In her book, Spirit of the Home, Jane Alexander explains the symbolic shapes of homes. Houses were roundhouses in the past, where families sat around fires, the centre of the home. The circle is the symbol of the earth, the square is considered to be the symbol of order, stability and control. According to Jane Alexander we started building our homes in squares to impose some order and control over the earth and to make ourselves feel safer. Pointed corners are not as energetically harmonious as round houses. The next symbolic shape is the slanting roof. It points to the sky so that the house sits in between the earth and the sky. A house is always going to mean more than just shelter. It is a structure full of symbolism as well as housing not only our physical bodies but energy we cannot contain and memories that linger in our unconscious. Where we live shapes who we are and how we perceive the world around us.
The closer we live together, the less nature around us, the smaller the living spaces become, the less personal the structure of the house, the more we want to bring our individuality inside. Regardless of space, we have filled it with stuff. We are sold scented candles, telling us our homes are unclean, we have central heating to keep us warm and yet we miss something at some level. We move quickly and rapidly when jobs demand it taking with is whatever possessions we have, leaving memories of other places in another place.

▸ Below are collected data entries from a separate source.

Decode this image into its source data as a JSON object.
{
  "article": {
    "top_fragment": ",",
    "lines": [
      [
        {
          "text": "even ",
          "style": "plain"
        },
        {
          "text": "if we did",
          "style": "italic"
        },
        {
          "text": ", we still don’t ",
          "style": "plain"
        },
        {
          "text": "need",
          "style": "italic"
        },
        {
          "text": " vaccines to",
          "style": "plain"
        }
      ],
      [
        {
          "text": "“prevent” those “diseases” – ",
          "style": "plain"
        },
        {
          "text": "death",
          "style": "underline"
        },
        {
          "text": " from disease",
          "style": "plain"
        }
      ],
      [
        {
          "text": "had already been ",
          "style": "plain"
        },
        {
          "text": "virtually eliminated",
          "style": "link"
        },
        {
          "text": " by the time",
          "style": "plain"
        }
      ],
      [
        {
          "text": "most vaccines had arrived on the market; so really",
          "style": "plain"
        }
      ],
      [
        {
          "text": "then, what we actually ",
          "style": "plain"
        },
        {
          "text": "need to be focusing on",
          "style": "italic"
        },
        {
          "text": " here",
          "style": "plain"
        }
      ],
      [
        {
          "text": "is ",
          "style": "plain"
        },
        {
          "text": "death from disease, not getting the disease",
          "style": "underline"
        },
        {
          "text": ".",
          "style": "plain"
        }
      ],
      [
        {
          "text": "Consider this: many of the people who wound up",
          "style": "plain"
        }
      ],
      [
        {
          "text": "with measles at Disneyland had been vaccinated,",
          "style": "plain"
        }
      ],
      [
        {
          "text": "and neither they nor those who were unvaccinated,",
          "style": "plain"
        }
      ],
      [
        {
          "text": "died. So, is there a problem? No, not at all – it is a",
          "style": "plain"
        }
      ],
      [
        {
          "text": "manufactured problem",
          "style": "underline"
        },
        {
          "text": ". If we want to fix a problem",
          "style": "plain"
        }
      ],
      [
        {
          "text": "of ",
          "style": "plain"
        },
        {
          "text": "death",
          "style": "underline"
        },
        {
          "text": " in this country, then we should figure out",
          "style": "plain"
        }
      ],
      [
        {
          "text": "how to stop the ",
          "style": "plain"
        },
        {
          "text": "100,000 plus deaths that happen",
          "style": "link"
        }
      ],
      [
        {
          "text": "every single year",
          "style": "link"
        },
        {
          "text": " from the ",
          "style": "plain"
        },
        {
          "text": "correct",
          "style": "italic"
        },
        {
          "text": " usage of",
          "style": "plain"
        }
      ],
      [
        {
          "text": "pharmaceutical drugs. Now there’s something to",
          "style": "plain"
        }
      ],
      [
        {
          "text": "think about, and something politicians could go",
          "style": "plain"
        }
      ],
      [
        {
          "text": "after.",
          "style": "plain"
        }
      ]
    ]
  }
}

If you observe older gerenations when they leave their home, they take with them heavy furniture, the solidity of what has been their home and identity to enable them to journey on. There is a stability in that that we cannot comprehend. In our house we have 2 items that are more than mere furniture : a piano I was given at the age of 12 and a sideboard that was the ' best' piece of furniture on my DH's parents farm. Just looking at it and touching it, brings to mind the place we both called home as children. Thus is the importance of our childhood home. It also carries with it an element of security just like when in Roman times, the mother of the bride would light a stick in her homefire and light the hearth of her daughter's house symbolising continuity and connection.
When we sit around the table for a meal, we recreate that centre in our home around which we can see eachother and share a meal. When we sit around an open fire, we recreate the same primal feelings of belonging just like our ancestors did sitting around a fire in a cave.
The focus now is not in a house but has moved outside, the focus in the house is now often the TV and the computer which has moved our focus from eye contact towards a global vision where we do not really communicate but watch without fully engaging.
What memories do you have of the place you called 'home' and what in your present surroundings, in your current shelter, brings that sense of security to mind and makes it tangible. What is missing?How are you replacing it and with what?
There are still tribes round the globe who live that way. You can watch the way the Bushmen live here and the struggles they face.
2 comments:
Hi, the place I called home does not exist any more. We had a woodstove in the kitchen where mother cooked the meals. Mother had to sew clothes because there was little money. We didn't have TV or video games or computers or access to the internet. We had good neighbors and we cared about them. Today my daughter in law has four boys in the home and she stays there with them. Their life is so vastly different, but the one constant is that each home had a caring nuturing enviornment for children. When children know they are loved, no matter if they are raised by a single parent, they do not seek it in other places.
Parents who "walk the talk" make a difference.
Thoughts?
Hi Robyn,
That is such an interesting comment.A home is not just a physical space but as we use all of our senses in childhood, more so than in our later years I think, we soak up the feeling of belonging. When parents get that right and it is backed up with a society that cares (good neighbours, interest in community), then that feeling of belonging is carried with you wherever you go.